Yola beraber çıktıkların, yolda su içerken sırtını hançerle deşerler. Akbabalar siftinmek ister yüreğinde. O anlar, hürriyetin zihinlere ve daha zihinlerdeyken hapsedildiği. Kahraman olmak yerine kahraman alkışlayanların çoğaldığı, kralların çıplaklığını krala rağmen, soytarılarına rağmen ve hatta topluma rağmen ancak bir çocuğun haykırdığı; Sokrat’ın baldıran zehri içtiği, Hallac’ın derisinin yüzüldüğü, İsa’nın bilmem kaçıncı kez çarmıhta inlediği Muhsin Başkan üşüdüğü, Muhsin Başkan’ın yiğitçe yaşadığı, yiğitçe mücadele ettiği, yiğitçe ölüme gülümsediği anlardır. Sivas’ta başlayan yolculuğun, Kahramanmaraş’ta boyut değiştiği ve değişen boyutta da, Allah’ın izniyle, şehit olarak ve yine yiğit olarak karşılandığı anlardır.
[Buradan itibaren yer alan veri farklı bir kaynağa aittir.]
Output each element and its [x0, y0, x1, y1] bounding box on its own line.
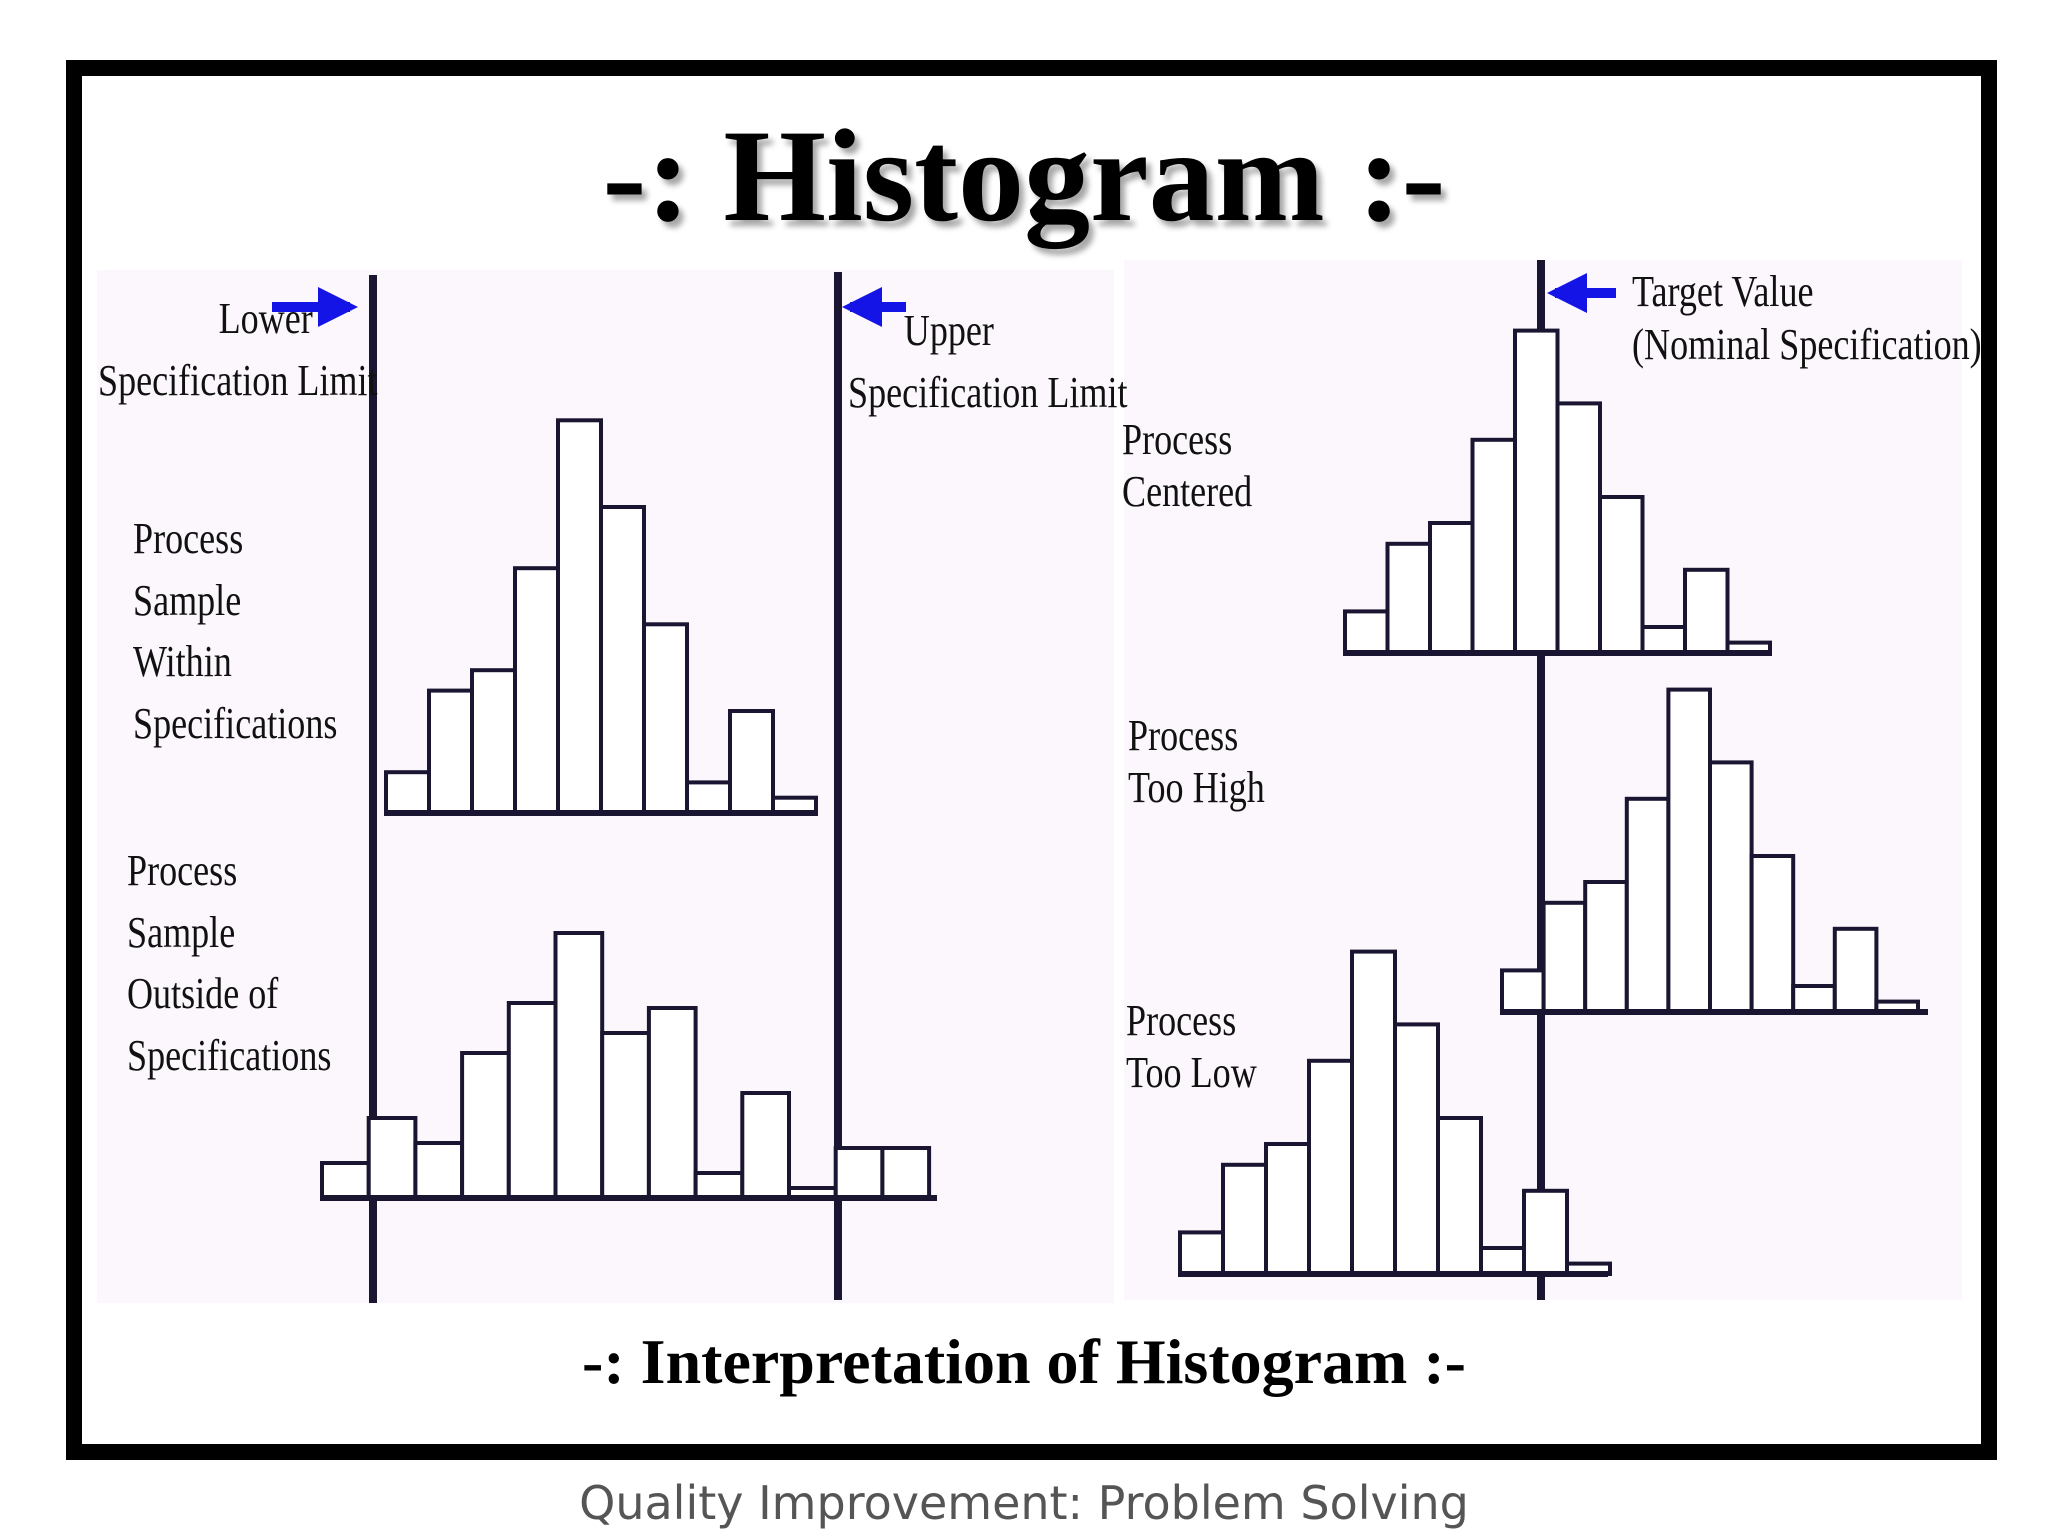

O anlar, insan değerinin ancak cüzdanıyla başat gittiği; insanın tüketebildiği kadar insan olduğu, tüketebilme kudretinin her değerin üstüne tünediği, daha fazla tüketebilenlere fırlatılan kaçamak ve fettan bakışların yüreklere çöreklendiği, özdeki toprağın çimentolaştığı ve toplumun kendisinden başka her topluma özendiği, aşağılık kompleksleriyle yüreklerin ihtilaca kapılıp, kapı kullarının, yanaşmaların revaçta olduğu, aşağılıklarını tepedenliğe dönüştürerek birbirlerine göz kıptığı anlardır. Ve onlar Muhsin Başkan’ın akıntıya kürek çektiği anlardır. “Türkiye’yi sen mi kurtaracaksın?” sorusuna, Necip Fazıl’ın “kim var?” sorusuna, sağına, soluna, arkasına, önüne bakmadan, “elbette ki!” ve “ben varım!” diyen ve bunu söylerken zerre bir kibir hissetmeyen, sadece emanetinin ağırlığının farkına daha genç yaşlarda varmış bir Alperen’in anlarıdır. Alperenliği tarihin sandukasında, hatıraların mezarlığında saklamayan, geçmişin halliğini, halin geçmişliğinde bilen, tarihi kopuşlara kendisi köprü olan bir Alperenin anları. Geleceği, ülkenin geleceği anlamında gören ve geleceğini onun geleceğinde bilen bir Alperenin anları.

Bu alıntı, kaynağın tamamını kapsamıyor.